ANGGRAINI DESTI WULANDARI (20210848) 
KARIMAH PATRYANI (23210835)
MAY PUSPITA SARI (29210044)
NUR FADHILLAH (25210123)
RAHMI ISMAYANI (25210588)



Review Jurnal Ekonomi Koperasi (3)


Judul : MEMBANGKITKAN EKONOMI KERAKYATAN MELALUI GERAKAN KOPERASI: PERAN PERGURUAN TINGGI
Oleh : Mubyarto




Pendahuluan :
Universitas Gadjah Mada (UGM) sebagai Perguruan Tinggi tertua sesudah kemerdekaan (lahir 19 Desembar 1949) adalah universitas Perjuangan yang berasas kerakyatan. Artinya misi utama perguruan tinggi di samping Tri Dharma (1) Pendidikan dan Pengajaran; (2) Penelitian; dan (3) Pengabdian pada Masyarakat, UGM juga merupakan lembaga (untuk membantu) perjuangan bangsa Indonesia mewujudkan masyarakat yang adil dan makmur dengan asas kerakyatan(demokrasi ekonomi). Dalam pengertian kerakyatan/demokrasi ekonomi, produksi (dan distribusi) dikerjakan oleh semua warga masyarakat dibawah pimpinan dan pengawasan anggota masyarakat. Kerakyatan adalah demokrasi sesuai budaya Indonesia dan sebagai sila ke-4 Pancasila sebagaimana tercantum dalam Pembukaan UUD 1945.

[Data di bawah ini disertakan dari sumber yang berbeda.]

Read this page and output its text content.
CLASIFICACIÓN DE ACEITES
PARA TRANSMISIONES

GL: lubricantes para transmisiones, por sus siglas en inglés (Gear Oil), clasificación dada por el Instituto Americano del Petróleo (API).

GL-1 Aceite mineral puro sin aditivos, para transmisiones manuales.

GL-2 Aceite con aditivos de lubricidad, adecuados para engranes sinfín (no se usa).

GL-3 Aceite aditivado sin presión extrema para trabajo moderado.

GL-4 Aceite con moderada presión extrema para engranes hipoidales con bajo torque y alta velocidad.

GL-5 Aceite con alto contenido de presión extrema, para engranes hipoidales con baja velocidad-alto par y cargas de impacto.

II KOSUDGAMA Membangkitkan Ekonomi Kerakyatan
Koperasi Serba Usaha Dosen Gadjah Mada (Kosudgama) berdiri sebagai badan hukum tanggal 31 Maret 1982 dan berkantor di satu rumah dinas milik UGM di Bulaksumur A-14, yang sampai sekarang tetap menjadi kantor pusatnya, meskipun sudah berubah wajah menjadi pusat bisnis dengan toko swalayan, apotik, dan warung telepon untuk umum. Salah satu kemajuan Kosudgama yang patut disebut adalah bahwa keanggotaannya kini menarik orang-orang di luar UGM sendiri, yaitu pegawai UGM bukan dosen, dan dosen-dosen di luar UGM seperti UPN Veteran, UII, dan sebagainya.
Pelajaran apa yang dapat ditarik dari pengalaman keberhasilan Kosudgama? Pertama, kesungguhan kerja pengurus dan staf serta kesetiaan mereka pada prinsip-prinsip berkoperasi, yaitu bekerjasama dengan ikhlas dan jujur demi kepentingan anggota. Prinsip kerja koperasi untuk melayani dan sekaligus memperjuangkan kepentingan ekonomi anggota adalah penting sekali, dan keberhasilannya merupakan ukuran utama misi organisasi. Kedua, Kosudgama adalah koperasi perkumpulan orang, bukan organisasi yang dibentuk terutama untuk menghimpun modal.  Ketika Kosudgama berdiri tahun 1982 tujuan utama koperasi yang diperjuangkan pengurus adalah mengadakan rumah bagi dosen-dosen muda yang sangat membutuhkan, dan membeli buku-buku ajar (textbook) yang relatif mahal dari luar negeri.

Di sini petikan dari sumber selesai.